Since the study, local representatives have been grappling with how to tackle the problem. The retail license and accompanying programs have gained broad community support.

Many local organizations support the ordinance, including the Dominican Hospital Respiratory Care Services and the American Cancer Society.

While unincorporated areas of the county had the highest percentage of sales, the city of Santa Cruz didn’t fair well either. With 26 percent of vendors selling to minors, the city is on board to reduce sales to minors.

Mayor Ryan Coonerty said he supports the new tobacco retail license.

“This is one more step we can make to make sure we have a healthy community,” he said. “I think the tobacco license [fee] gives us the tools to make sure tobacco doesn’t get into the hands of minors.”

District 5 Supervisor Mark Stone was the sole opposition among the Board.
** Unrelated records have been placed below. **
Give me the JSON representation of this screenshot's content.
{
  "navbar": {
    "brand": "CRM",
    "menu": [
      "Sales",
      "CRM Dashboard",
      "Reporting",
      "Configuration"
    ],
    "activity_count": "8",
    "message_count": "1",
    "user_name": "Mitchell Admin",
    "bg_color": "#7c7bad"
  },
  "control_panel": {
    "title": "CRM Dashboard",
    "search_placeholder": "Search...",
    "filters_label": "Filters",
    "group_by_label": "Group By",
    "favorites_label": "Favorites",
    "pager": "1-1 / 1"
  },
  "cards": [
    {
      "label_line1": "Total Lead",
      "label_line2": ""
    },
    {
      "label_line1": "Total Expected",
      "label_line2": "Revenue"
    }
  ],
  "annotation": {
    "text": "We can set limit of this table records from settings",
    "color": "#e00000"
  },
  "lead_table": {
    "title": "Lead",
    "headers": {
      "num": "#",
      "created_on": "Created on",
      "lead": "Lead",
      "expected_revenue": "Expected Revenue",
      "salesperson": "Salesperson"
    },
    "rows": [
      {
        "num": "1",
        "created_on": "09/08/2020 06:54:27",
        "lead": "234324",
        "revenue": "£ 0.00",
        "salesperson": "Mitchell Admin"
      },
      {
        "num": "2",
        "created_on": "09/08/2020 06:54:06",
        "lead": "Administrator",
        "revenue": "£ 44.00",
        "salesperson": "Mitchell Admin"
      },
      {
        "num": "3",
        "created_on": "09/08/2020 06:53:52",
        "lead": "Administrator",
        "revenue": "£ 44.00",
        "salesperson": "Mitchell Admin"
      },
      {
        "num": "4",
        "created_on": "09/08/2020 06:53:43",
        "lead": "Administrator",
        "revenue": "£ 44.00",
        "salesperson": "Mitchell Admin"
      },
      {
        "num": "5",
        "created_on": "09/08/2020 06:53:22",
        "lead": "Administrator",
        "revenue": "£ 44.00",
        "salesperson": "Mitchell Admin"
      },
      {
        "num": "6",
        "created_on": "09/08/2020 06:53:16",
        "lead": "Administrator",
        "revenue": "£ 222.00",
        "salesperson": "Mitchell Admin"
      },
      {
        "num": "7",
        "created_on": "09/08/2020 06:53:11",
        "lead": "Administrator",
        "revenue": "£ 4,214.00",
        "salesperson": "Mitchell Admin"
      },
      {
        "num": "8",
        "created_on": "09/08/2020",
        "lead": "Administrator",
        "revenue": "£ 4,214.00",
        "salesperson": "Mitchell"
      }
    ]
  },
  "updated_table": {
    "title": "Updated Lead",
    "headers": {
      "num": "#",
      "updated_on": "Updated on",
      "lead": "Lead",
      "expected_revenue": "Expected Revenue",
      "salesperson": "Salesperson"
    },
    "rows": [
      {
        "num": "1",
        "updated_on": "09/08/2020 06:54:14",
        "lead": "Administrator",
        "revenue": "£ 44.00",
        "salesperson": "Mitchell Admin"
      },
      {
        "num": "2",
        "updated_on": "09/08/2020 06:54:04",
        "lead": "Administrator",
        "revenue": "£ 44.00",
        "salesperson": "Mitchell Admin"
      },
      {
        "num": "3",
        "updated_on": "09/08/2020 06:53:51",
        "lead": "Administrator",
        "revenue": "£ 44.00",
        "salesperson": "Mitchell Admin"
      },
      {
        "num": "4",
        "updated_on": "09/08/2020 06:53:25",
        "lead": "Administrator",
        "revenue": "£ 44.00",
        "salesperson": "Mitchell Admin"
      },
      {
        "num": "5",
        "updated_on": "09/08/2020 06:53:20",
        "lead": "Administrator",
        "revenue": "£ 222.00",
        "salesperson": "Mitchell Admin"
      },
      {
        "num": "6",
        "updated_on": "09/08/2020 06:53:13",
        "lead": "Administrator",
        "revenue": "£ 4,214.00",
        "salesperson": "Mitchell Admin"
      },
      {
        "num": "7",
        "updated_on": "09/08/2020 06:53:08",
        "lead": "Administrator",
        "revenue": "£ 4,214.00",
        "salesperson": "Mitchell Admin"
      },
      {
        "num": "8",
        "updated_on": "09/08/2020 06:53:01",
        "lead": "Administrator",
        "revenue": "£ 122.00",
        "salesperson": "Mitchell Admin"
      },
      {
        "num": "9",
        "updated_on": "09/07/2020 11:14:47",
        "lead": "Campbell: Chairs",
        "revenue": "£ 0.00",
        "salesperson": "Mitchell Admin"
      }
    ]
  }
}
He argued that businesses had not been given the chance to makes changes before imposing a fee.

“The issue that I have with the proposed ordinance is not the need to combat teen smoking, but rather the process that will best accomplish our goals,” according to the Board of Supervisors’ minutes. “Imposing a fee on vendors during these economic times should be a last resort and not an initial proposal.”

Stone said he wanted to propose an amendment that included business owners in the regulation conversation.

“I think any time we regulate people without involving them in the discussion, we are not having good government practices,” he said. “I was trying to come up with a better community situation for people in the Valley who would be subsidizing the program elsewhere in the county.”

Under the circumstances, Stone said he will be voting in favor of the ordinance on April 5.

A local 7-11 owner, who wishes to remain anonymous, said the new license is not likely to affect business at the store.

“Nobody ever stops smoking,” the owner said. “They can gripe about it all they want, but it’s not going to change.”

The county has taken on the responsibility of reducing underage access to tobacco in spite of the often discouraging nature of the issue.

Supervisor Leopold said he is looking forward to the impact of the tobacco retail license on the Santa Cruz community.

“Hopefully,” he said, “Clerks at stores that sell cigarettes will be better trained not to sell to minors.”